You could say the rules for killing are already very loose right now, but the killing itself is done manually, and they are somewhat restricted to how many people they can hire for this. Once it's automated, expect the assassinations to rise by an order of magnitude, because it will just be "so easy", and also sending a drone should become much cheaper in 10 years.

Drone assassination defenders have been saying "but would it be any different if they just sent some guy with an F-16 in there to attack the target?". Well, even if such an attack wouldn't be anymore precise and it would still kill a lot of innocent people in that strike, the difference between killing people like that and killing them with automated drones or even manual ones, is about as big as spying on highly expensive targets, and doing "mass collections on everyone". It becomes so easy and so cheap technologically, that their rules for doing that action become radically more loose.

Just as for spying, they will do it simply because they can. Instead of attacking Osama's #2 with an air strike, they will be attacking a lot more people who are just very remotely associated with an organization, and in many of these cases, the decision to kill will be done by loose understanding of what is a target from the NSA mass spying (whether it's the understanding of the people deciding the drone targets now, or the algorithm for the automated drones in the future).

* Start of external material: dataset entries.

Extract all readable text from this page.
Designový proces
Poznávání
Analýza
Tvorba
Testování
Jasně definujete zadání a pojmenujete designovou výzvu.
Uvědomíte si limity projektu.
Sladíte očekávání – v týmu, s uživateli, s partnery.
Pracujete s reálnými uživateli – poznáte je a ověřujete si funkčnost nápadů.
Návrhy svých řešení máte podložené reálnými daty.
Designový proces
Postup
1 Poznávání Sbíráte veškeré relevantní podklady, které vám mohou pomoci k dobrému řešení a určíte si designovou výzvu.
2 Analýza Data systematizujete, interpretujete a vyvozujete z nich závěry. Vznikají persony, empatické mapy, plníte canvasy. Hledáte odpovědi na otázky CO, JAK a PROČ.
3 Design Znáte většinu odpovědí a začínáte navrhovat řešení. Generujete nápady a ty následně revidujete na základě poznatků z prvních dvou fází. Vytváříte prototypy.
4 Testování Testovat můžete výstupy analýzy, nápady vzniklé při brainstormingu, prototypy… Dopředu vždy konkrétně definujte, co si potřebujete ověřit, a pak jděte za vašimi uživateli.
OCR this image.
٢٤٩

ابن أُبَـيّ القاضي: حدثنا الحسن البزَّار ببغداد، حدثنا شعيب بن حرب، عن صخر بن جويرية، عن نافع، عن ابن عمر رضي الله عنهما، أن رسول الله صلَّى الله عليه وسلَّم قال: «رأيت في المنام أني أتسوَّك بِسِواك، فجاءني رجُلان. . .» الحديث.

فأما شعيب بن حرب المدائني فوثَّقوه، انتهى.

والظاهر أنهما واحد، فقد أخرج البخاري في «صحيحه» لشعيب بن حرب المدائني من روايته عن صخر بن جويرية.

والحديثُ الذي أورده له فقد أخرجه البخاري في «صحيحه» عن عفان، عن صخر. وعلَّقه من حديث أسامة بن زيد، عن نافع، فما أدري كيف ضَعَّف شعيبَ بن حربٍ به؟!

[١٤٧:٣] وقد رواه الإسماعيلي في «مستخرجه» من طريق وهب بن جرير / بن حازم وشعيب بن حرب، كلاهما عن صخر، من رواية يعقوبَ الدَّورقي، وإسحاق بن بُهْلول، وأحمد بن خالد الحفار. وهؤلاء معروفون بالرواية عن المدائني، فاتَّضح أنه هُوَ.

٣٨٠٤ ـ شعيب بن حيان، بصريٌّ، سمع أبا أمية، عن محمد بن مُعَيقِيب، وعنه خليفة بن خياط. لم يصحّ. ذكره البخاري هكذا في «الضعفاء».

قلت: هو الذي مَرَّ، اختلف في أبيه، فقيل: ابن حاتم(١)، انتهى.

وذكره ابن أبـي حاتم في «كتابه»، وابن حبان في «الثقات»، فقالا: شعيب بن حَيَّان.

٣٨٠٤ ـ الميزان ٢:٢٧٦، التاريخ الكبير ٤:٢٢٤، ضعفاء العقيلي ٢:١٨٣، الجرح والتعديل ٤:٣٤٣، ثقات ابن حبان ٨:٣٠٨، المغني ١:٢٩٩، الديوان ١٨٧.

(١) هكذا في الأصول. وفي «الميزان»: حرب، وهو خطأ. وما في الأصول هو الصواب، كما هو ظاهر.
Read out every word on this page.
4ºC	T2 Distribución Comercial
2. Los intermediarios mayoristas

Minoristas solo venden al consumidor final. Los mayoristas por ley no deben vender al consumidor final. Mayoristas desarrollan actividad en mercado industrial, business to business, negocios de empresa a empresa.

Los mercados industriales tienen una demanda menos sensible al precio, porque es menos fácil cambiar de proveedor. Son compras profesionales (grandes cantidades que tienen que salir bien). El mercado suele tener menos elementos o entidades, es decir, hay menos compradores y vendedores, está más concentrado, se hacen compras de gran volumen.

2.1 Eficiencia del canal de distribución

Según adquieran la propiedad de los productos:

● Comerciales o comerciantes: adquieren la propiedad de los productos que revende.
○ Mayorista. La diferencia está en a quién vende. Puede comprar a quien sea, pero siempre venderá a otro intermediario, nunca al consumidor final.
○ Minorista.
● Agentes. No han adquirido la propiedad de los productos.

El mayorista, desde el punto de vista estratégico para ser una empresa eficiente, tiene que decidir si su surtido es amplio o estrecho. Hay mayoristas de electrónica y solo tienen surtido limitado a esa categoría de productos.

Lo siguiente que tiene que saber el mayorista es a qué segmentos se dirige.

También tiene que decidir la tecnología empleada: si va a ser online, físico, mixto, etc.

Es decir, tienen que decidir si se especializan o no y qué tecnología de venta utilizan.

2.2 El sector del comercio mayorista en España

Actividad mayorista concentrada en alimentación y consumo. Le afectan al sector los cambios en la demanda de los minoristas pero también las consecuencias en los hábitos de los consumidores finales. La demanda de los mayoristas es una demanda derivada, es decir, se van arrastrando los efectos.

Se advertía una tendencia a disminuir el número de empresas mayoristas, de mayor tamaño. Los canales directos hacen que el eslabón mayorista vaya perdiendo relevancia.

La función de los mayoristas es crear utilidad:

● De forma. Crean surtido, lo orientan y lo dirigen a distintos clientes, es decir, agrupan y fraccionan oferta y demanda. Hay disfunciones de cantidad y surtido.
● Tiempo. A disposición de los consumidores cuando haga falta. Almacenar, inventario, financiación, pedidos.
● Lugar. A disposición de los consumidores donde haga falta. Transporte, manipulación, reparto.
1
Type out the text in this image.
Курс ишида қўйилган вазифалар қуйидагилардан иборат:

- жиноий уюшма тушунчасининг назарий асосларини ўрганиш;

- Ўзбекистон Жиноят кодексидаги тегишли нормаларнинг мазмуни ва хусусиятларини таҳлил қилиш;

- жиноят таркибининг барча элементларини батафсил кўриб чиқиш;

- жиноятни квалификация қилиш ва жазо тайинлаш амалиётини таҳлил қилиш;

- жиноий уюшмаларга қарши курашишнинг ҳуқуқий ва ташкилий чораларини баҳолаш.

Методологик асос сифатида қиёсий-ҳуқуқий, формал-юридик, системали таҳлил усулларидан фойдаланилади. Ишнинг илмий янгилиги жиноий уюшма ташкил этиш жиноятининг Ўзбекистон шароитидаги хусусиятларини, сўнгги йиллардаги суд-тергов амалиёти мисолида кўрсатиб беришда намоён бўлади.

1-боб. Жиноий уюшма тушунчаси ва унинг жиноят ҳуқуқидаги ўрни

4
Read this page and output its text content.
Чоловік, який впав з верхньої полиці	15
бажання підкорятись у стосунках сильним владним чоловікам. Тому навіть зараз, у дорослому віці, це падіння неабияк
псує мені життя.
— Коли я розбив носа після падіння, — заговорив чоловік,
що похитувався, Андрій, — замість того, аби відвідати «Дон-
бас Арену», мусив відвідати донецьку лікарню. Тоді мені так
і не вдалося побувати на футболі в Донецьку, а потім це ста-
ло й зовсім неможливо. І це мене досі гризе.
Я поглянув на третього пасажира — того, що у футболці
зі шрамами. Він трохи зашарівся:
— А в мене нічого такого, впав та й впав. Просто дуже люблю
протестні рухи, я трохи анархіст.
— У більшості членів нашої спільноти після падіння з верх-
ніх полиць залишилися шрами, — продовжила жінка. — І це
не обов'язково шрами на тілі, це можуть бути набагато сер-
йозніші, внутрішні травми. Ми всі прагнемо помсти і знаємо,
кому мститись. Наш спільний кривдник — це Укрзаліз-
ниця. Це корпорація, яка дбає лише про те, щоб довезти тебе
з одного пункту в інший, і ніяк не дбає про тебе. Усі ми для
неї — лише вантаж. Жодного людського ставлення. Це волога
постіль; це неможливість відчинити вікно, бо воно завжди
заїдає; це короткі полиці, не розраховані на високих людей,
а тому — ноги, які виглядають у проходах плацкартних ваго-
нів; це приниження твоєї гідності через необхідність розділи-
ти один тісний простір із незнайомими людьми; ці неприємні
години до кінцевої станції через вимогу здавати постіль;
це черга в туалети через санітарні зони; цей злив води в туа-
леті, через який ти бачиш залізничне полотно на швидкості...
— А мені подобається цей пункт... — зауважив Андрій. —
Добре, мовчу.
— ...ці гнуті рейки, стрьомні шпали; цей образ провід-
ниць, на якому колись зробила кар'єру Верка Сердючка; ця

Recommended watching: Daniel Suarez on automated killer robots:

https://www.youtube.com/watch?v=pMYYx_im5QI



War will always lead to the death and injury of people who do not fit within the political motivation of the action. By removing the passion of soldiers we see how bad a lot of the data is. The data was always bad, but that was overshadowed by the suffering caused by actual malevolence. If a war is justifiable for humanitarian reasons the risk to civilians is probably worth it. Soldiers have lots of unintended consequences to civilian populations which drones effectively remove; this could be a good thing. Of course people said similar things about area bombing in WWII so I wouldn't bet on it.